GUEST: Kate Goodwin, director of the Tennessee Governor’s School for the Arts and assistant professor of theatre in the MTSU Department of Theatre and Dance
TOPIC: The 2022 Governor’s School for the Arts currently happening on the MTSU campus
The 38th annual Governor’s School for the Arts is a three-week residency program for public, private and home-schooled high school juniors and seniors in music, theater, visual arts, dance and filmmaking, aided by faculty and performing artists from across the country.

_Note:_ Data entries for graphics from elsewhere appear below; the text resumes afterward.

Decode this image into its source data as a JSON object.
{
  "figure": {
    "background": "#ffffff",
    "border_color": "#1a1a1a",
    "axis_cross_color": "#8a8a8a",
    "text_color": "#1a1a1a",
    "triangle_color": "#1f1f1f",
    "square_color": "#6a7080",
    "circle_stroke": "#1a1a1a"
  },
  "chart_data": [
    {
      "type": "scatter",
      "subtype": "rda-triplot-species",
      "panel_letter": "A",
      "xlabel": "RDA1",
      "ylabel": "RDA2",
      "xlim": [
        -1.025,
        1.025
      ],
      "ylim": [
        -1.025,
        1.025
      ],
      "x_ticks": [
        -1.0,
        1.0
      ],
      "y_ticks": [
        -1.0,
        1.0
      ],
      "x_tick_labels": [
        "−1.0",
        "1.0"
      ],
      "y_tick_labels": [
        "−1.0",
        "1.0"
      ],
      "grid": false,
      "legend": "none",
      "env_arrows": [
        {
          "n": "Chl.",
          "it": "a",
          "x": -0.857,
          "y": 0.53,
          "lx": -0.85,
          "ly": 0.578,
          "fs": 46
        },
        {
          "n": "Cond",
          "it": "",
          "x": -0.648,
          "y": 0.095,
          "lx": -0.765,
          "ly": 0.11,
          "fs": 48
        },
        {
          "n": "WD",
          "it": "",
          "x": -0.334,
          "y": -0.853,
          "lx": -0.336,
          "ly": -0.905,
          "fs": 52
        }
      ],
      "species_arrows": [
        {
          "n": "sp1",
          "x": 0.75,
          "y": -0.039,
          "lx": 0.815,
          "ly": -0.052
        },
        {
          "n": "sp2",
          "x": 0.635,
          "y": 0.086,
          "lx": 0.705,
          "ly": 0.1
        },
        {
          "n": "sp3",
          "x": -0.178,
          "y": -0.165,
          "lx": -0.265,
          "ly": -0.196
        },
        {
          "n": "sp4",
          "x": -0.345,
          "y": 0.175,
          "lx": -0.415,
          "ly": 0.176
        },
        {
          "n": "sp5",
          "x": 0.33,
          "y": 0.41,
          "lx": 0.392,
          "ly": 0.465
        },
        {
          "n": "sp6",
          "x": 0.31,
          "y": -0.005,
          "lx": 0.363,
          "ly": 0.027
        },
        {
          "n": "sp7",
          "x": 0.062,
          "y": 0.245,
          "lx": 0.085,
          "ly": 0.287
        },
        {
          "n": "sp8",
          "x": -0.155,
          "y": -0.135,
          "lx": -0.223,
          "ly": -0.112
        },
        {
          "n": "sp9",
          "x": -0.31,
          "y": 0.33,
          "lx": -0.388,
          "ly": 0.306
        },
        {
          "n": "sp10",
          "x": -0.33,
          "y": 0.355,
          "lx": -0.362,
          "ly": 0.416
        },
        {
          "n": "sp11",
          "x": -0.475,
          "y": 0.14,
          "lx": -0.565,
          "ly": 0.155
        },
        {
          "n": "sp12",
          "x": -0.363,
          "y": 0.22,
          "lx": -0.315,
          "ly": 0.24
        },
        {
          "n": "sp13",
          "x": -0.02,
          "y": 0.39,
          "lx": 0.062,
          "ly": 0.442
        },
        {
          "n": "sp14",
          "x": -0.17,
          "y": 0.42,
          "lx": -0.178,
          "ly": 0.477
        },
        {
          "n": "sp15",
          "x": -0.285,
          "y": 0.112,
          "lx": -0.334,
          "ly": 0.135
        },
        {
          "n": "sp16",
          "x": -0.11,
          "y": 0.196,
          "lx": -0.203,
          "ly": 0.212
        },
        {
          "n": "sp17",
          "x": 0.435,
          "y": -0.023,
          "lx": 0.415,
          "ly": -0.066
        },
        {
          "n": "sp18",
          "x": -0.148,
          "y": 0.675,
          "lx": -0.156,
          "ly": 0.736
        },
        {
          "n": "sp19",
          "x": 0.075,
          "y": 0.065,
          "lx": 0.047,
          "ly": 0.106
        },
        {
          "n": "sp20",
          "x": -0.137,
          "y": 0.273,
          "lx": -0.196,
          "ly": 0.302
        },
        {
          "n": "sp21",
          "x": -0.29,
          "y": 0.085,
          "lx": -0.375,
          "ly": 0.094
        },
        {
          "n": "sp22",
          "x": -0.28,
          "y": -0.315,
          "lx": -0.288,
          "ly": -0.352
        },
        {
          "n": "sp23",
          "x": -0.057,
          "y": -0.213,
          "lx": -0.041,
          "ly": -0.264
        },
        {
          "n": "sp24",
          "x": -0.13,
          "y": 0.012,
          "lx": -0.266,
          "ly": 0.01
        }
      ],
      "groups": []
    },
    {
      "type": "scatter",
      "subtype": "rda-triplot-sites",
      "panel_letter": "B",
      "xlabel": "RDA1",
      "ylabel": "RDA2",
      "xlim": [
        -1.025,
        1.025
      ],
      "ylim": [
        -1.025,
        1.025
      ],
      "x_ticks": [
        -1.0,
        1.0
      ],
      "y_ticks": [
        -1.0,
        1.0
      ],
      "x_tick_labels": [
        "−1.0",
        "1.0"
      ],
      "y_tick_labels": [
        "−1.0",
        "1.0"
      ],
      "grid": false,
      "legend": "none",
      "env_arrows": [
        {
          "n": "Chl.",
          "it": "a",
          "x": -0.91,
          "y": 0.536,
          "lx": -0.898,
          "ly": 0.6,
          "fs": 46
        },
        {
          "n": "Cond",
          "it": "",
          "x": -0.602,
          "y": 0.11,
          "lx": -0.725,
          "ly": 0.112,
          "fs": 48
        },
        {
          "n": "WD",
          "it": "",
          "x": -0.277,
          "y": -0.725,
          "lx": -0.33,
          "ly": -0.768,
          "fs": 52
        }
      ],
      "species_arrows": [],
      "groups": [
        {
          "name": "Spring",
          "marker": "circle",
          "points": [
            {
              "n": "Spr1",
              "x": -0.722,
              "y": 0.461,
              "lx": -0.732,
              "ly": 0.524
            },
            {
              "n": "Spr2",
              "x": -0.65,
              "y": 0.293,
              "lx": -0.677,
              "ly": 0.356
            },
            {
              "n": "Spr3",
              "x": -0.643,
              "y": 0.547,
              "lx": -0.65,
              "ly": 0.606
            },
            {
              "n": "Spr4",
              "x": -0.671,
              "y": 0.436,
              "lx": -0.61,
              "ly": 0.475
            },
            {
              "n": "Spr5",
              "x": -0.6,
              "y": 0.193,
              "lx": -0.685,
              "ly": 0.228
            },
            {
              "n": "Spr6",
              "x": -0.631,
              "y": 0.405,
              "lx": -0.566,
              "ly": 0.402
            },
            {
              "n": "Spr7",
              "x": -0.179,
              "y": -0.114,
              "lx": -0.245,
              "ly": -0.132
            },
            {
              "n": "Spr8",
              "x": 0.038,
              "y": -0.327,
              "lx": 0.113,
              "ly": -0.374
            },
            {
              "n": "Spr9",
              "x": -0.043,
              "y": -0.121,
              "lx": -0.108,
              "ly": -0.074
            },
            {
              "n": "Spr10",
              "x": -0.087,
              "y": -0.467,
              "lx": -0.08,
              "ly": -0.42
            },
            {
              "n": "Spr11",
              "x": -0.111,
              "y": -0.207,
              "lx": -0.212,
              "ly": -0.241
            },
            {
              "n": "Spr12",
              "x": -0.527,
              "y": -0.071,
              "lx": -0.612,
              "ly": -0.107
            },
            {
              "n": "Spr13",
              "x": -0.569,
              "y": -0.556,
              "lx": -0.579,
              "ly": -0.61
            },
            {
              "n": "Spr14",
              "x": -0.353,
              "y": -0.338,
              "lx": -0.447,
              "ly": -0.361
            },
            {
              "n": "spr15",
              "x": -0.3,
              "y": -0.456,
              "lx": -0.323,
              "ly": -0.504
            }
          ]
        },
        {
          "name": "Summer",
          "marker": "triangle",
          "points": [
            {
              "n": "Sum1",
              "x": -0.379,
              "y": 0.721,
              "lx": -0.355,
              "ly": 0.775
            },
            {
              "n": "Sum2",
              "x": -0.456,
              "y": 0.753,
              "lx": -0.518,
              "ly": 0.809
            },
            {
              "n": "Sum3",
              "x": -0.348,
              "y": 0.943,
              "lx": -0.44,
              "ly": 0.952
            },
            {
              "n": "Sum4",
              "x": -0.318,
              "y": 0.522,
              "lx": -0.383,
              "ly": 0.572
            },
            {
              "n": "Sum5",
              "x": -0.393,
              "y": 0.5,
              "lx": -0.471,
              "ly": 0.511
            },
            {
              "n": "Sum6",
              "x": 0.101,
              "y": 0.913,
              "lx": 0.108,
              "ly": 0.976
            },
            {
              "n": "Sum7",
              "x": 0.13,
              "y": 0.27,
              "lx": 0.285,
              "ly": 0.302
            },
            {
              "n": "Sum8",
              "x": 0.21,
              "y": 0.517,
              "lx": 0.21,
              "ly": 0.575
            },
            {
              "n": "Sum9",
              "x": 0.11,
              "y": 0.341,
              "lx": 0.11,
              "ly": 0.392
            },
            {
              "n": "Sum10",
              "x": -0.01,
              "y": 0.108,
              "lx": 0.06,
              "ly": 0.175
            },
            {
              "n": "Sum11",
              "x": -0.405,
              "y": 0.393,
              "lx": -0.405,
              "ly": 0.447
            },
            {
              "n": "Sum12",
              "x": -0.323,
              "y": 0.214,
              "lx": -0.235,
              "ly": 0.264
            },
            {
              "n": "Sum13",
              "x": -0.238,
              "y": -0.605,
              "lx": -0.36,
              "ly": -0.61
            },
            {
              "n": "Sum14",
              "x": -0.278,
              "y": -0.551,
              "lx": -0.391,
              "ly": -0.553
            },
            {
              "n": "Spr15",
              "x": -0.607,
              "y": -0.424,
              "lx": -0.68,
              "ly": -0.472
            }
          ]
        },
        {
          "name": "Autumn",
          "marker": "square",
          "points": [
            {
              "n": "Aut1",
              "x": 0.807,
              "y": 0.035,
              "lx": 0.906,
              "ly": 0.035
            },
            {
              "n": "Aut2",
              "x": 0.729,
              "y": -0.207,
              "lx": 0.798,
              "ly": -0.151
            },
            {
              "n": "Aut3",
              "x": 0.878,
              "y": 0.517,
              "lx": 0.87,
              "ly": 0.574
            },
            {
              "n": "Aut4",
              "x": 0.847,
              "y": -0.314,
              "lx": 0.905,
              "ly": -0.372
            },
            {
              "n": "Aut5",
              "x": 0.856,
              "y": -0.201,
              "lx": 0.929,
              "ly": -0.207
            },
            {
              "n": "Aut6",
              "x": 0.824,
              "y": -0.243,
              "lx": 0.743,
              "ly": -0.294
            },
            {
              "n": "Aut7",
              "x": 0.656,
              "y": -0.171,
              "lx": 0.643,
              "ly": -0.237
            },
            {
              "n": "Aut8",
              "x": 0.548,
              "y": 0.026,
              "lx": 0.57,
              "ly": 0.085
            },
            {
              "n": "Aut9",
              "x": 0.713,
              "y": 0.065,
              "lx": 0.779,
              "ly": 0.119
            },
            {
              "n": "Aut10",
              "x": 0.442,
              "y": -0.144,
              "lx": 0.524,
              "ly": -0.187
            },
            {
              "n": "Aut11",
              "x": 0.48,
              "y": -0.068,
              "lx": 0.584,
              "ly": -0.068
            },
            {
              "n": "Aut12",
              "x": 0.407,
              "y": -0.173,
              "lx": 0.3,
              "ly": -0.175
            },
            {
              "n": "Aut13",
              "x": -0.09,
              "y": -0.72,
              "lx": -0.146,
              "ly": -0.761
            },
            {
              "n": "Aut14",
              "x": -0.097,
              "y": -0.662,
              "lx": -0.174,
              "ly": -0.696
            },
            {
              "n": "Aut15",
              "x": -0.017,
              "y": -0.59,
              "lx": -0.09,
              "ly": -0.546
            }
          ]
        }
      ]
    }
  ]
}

They apply or are nominated by their teachers and audition or present portfolios of their work. When they’re accepted, they come to MTSU for days filled with workshops and presentations and master classes and rehearsals and guest lectures and field trips and concerts and evenings that are much of the same.
Tennessee established summer programs for young people in the arts, engineering and math, and international studies — one for each of the state’s three grand divisions — in 1984 at the behest of then-governor Lamar Alexander.
Today there are 11 different Governor’s Schools across the state, ranging from agricultural sciences to teaching, to immerse students in their chosen fields for three to four weeks. Some give them college course credit, too.
GUEST: Amelia Bozeman, director of the Murfreesboro/MTSU Service Center for the Tennessee Small Business Development Center and an MTSU alumna
TOPIC: Bozeman’s new role as director of the Murfreesboro center and the services offered both locally and statewide
MTSU alumna Amelia Bozeman was hired in January as director of the Murfreesboro/MTSU Service Center for the Tennessee Small Business Development Center.
Headquartered at MTSU, the TSBDC consists of a network of service centers that are connected to universities and community colleges throughout the state and staffed by consultants who provide no-cost virtual and in-person business consulting, training, and resources to help for-profit businesses of any size start, grow, and sustain.
Before joining the TSBDC, Bozeman ran a successful consulting business. She’s also an adjunct instructor within MTSU’s Jones College of Business, where she teaches courses in management, not-for-profit management, and strategic decision making.
Prior to her consulting business, Bozeman served as executive director of a nonprofit organization. She earned her master’s degree in Management, Organizational Leadership from MTSU and her bachelor’s degree from Austin Peay State University.
The Murfreesboro TSBDC office serves businesses of all sizes throughout a 14-county service area to provide business owners and entrepreneurs with assistance at any stage in the life cycle of a business, from inception to exit. TSBDC offers one-on-one confidential business counseling at no additional cost. In addition, TSBDC offers trainings in-person, online (synchronous), and on-demand.
TSBDC can provide assistance in areas such as business planning, financial planning, marketing and sales strategies, social media and website analysis, government contracting and numerous other areas.
TSBDC State Executive Director Pat Geho, management professor in the Jones College of Business. Learn more at https://tsbdc.org.
SEGMENT THREE – 8:40 a.m.
GUESTS: Dr. Jennifer Woodard, associate journalism professor and assistant dean of the MTSU College of Media and Entertainment; and Dr. Ken Blake, journalism professor.
TOPIC: MTSU’s “Come to Voice” program with local Boys and Girls Clubs
Responsible social media usage and digital literacy for tweens and teens is often touted by educators and politicians as a must-have part of their education. Digital literacy means having the skills you need to live, learn, and work in a society where communication and access to information is increasingly reliant on digital communication technologies.
The “Come to Voice” program’s aims to reach children and adolescents who are enrolled in city or county public schools, particularly schools located near our college that have high proportions of minority and/or economically disadvantaged students and that lie in Census tracts with relatively low rates of broadband access.
The two week-long programs (June 13-17 and June 20-24 at MTSU) are made possible through a TBR Student Engagement, Retention, and Success Grant (SERS) for just over $7,000 that was awarded to MTSU’s Dr. Jennifer Woodard and Dr. Ken Blake.
The Come to Voice summer program aims to teach children from the Smyrna and Murfreesboro Boys and Girls Clubs media literacy and digital media skills through a week of fun and engaging activities with faculty, staff, and students in MTSU’s School of Journalism and Strategic Media and College of Media and Entertainment.
Throughout the five-day program, middle school and junior high club members will learn how to write, film, and edit their own documentaries alongside other fun activities such as working with a green screen, learning about drone filming, completing an interactive scavenger hunt on campus, learning about social media safety, enjoying a final screening of their films, and much more.
Working with the Boys and Girls Clubs enables us to engage this target demographic and ensure that our next generation recognizes the power and impact of media (especially social media), how to use it to empower themselves and their communities, and how to effectively tell their stories via social media.
The five-day program will take place Monday through Friday from 10 a.m. to 2 p.m. in the College of Media and Entertainment. A week at Come to Voice will be filled with fun, laughter, learning, and lifelong memories.